Lyon, isolé et blessé, ne put se maintenir devant les forces ennemies trop nombreuses. Il se décida à se replier lui aussi quand il fut frappé en plein cœur et mourut aussitôt. Son adjoint fut frappé également et le commandement des forces de l'Union revint au Major Sturgis qui réussit à stabiliser sa ligne au sommet d'une colline repoussant les attaques confédérées. Après avoir repoussé trois attaques ennemies, Sturgis fit décrocher ses hommes laissant le champ de bataille aux troupes confédérées.
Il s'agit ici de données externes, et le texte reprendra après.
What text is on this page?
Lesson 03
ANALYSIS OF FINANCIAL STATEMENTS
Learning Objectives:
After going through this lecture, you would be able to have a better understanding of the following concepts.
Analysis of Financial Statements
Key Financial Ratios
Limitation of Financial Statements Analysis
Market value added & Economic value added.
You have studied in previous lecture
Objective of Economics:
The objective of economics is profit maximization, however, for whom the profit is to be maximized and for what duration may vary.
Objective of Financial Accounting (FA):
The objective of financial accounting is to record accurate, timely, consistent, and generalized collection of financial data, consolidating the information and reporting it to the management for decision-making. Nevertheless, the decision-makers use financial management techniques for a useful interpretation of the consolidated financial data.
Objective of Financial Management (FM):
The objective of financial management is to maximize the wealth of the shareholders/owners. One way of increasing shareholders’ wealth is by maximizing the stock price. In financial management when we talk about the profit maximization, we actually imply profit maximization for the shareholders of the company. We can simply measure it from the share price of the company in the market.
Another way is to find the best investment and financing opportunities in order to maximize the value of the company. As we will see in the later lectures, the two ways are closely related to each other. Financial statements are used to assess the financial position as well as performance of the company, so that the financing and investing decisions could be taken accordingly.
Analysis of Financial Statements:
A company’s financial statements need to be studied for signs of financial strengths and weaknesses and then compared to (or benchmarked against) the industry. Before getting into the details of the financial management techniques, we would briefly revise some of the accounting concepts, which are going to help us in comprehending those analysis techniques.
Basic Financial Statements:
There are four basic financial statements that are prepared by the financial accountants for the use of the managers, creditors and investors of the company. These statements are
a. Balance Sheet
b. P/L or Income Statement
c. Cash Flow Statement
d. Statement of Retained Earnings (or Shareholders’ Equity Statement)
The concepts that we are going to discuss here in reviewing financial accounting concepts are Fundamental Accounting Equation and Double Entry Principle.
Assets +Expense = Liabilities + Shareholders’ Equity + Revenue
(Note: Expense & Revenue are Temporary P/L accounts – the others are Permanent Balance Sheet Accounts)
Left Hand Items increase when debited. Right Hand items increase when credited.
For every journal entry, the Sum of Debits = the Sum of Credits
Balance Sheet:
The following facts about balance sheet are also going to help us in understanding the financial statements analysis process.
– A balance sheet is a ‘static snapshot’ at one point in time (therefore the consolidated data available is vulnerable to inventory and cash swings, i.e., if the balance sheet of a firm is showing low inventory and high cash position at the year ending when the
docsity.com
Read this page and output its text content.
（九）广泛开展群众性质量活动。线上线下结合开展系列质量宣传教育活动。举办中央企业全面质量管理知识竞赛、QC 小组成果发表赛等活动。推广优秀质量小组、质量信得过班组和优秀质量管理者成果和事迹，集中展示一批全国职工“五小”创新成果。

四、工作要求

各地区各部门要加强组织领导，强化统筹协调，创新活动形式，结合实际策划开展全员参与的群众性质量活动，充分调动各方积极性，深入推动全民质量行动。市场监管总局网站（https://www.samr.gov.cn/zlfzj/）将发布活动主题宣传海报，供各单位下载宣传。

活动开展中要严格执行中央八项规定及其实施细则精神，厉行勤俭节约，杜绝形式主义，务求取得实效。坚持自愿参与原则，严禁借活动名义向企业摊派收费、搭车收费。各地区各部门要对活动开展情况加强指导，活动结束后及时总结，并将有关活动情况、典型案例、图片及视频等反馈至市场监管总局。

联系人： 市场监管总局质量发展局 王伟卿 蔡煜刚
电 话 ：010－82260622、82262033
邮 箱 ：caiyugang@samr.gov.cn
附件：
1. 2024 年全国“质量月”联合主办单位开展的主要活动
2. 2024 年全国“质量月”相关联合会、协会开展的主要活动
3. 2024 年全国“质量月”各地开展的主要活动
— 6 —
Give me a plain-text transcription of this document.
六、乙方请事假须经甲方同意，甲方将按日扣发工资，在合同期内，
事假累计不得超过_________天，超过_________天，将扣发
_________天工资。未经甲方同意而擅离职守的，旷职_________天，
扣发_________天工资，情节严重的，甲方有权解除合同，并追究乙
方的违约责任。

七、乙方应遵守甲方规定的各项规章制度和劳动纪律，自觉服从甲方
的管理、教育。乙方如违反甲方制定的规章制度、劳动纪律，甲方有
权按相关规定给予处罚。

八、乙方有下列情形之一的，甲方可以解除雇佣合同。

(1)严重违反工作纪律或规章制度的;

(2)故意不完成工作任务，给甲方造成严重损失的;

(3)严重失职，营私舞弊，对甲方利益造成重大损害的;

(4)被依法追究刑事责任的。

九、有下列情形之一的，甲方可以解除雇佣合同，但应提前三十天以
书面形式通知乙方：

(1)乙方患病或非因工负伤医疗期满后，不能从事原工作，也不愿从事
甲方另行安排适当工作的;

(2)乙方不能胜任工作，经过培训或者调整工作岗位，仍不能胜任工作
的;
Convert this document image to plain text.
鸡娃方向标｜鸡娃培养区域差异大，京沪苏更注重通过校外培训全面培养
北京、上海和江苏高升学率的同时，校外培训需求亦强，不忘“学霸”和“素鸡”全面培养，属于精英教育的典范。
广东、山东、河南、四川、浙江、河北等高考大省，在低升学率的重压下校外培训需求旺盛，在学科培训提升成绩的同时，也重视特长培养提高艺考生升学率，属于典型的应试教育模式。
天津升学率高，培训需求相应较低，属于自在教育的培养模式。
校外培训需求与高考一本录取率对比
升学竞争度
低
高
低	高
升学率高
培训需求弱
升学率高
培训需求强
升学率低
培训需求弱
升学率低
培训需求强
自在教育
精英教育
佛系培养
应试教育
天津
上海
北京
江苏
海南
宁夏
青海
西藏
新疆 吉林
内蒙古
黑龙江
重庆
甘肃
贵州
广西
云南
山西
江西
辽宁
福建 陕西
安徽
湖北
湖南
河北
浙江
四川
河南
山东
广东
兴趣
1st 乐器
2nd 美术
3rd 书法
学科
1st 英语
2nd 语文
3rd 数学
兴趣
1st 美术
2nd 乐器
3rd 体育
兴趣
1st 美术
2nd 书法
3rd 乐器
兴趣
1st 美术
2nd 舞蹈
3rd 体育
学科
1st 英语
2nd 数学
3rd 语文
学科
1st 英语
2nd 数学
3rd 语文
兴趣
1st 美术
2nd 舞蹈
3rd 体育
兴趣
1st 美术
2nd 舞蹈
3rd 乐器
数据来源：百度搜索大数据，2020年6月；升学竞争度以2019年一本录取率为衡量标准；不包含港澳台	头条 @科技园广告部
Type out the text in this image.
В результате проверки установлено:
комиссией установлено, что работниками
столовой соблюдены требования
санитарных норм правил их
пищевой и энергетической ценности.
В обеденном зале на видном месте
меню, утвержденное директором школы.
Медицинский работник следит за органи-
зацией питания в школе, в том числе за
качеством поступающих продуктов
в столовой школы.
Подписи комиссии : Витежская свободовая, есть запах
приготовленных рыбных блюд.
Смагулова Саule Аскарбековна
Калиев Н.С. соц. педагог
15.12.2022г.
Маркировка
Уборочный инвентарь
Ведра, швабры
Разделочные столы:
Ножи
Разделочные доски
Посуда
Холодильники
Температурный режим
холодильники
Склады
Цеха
La bataille de Wilson 's Creek était terminée. Elle fit 1300 morts et blessés dans les rangs de l'Union et un peu plus de 1200 parmi les Confédérés. Lyon fut le premier général de brigade nordiste à être tué au combat, mais, plus important, le Missouri du nord, favorable à l'Union, était menacé d'invasion. Le gouvernement pro-sudiste put revenir en place mais ne put influencer la plupart des habitants du Missouri qui étaient en faveur de l'Union. Désespérant d'obtenir l'appui local et ce, malgré sa victoire à Lexington, Mc Culloch sera bientôt amené à abandonner le terrain conquis aux troupes de l'Union qui reviendraient bientôt en force.

Pour l'heure la bataille de Wilson's Creek est un nouveau coup dur au moral du Nord qui après la défaite de Ball's Bluff, deux mois plus tard, sera amené à se pencher plus sérieusement sur la conduite de la guerre et comprendre pourquoi elle enregistrait tant d'insuccès.